São investimentos na qualidade e na produtividade que têm permitido que a empresa mantenha
a expectativa de aumento de 15% do faturamento em 2012. Como a Rota conta com folha de
pagamentos enxuta - são 85 funcionários na linha de produção - a desoneração concedida pelo
governo foi de pouca ajuda.
Por outro lado, o empresário começou a sentir os efeitos da redução de juros cobrados pelos
bancos. No fim de maio, conseguiu negociar taxa de 1,2% ao mês para o desconto de duplicatas.
Até então, pagava entre 1,8% e 2% ao mês.
Para a Alpargatas São Paulo, o efeito também não foi significativo. "Há, claro, uma melhoria,
mas é um benefício modesto para uma empresa do tamanho da Alpargatas. Não é algo que nos
dê um diferencial competitivo", afirma o diretor jurídico da companhia, Adalberto Granjo. A
Alpargatas também tem fábricas na Argentina, mas abastece o mercado brasileiro apenas por
meio de suas unidades brasileiras, segundo o diretor.
Com marcas fortes no portfólio, como a Havaianas, a empresa considera que ações para
fortalecer a posição do país e incentivos à inovação seriam alavancas mais sólidas para os
negócios. Como exemplo, cita a isenção de remessas para pagamento de despesas com
propaganda e marketing fora do Brasil e uma agenda do governo para otimizar o cenário
tributário para investimento em inovação.
3. A Dudalina, empresa de confecção de camisas que estima faturar R$ 380 milhões neste ano, não
sentiu grandes diferenças, em termos financeiros, por causa da troca da base de tributação.
Sônia Hess, presidente da empresa, afirma que o principal benefício percebido com a
desoneração da contribuição previdenciária foi o aumento da confiança.
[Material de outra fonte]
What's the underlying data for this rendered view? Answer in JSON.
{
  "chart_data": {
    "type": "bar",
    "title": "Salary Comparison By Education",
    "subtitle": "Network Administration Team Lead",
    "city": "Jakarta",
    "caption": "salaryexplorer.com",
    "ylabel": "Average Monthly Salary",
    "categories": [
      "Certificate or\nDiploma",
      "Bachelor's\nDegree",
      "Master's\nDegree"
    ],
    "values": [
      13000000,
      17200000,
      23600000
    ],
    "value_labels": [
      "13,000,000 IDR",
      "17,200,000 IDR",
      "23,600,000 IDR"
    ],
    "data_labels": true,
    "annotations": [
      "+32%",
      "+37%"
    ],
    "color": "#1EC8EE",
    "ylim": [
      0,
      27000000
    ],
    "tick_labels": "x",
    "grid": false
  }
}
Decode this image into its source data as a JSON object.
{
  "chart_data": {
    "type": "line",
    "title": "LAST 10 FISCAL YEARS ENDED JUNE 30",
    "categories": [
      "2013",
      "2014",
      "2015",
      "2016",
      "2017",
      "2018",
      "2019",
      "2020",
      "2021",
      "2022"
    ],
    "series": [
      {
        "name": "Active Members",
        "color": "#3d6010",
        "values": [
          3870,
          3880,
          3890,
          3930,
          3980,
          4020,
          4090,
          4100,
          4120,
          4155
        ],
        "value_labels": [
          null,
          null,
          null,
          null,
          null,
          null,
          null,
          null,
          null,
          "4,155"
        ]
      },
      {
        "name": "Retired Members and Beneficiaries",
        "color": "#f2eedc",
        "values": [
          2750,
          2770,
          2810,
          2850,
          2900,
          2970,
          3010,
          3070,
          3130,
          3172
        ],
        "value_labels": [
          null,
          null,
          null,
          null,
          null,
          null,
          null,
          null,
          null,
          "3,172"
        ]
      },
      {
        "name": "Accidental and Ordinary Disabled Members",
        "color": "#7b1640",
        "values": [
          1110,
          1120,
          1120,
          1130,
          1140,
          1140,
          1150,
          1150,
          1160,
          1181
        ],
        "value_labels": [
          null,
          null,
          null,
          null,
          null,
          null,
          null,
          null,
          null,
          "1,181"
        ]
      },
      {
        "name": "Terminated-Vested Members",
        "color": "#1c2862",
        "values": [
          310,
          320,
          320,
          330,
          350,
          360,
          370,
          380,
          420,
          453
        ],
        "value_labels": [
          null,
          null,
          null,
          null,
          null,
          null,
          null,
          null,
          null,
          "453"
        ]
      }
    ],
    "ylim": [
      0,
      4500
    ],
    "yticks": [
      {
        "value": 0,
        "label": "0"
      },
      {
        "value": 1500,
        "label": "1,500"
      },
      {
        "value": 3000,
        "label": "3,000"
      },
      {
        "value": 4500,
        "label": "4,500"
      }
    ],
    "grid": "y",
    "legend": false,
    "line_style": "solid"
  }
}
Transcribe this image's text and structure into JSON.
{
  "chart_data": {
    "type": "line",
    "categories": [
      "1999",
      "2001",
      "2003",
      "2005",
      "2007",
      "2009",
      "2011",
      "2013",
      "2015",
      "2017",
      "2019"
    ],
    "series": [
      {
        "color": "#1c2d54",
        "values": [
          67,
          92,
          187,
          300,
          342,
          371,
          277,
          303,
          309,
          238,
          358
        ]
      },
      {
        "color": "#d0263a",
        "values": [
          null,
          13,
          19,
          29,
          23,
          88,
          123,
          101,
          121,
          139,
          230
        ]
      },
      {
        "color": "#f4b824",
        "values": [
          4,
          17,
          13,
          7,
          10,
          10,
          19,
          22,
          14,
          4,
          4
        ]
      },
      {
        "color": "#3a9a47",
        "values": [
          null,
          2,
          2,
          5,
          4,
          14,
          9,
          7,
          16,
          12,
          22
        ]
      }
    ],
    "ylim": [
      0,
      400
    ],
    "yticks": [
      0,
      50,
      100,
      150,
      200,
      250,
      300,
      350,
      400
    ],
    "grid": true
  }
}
"A medida nos deu uma coragem extra e permitiu prestar menos atenção no quintal chinês." Por
isso, a empresa está investindo na ampliação da capacidade e contratou 300 novos funcionários
desde o início deste ano, somando hoje uma força de trabalho que se aproxima de 2.000
pessoas.
"O efeito psicológico é muito importante", concorda Roberto Chadad, presidente da Associação
Brasileira de Vestuário (Abravest). De acordo com Sondagem da Indústria, da Fundação Getulio
Vargas (FGV), desde agosto, quando o Plano Brasil Maior foi anunciado, a confiança da
indústria de vestuário e calçados aumentou dez pontos e superou a média histórica para o
segmento, de 106,1 pontos.
No mesmo período, a produção prevista, sempre considerando os três meses subsequentes ao
levantamento, avançou 17 pontos. Na pesquisa feita de maio, nenhum dos entrevistados
respondeu que a situação deve piorar nos próximos seis meses para o setor.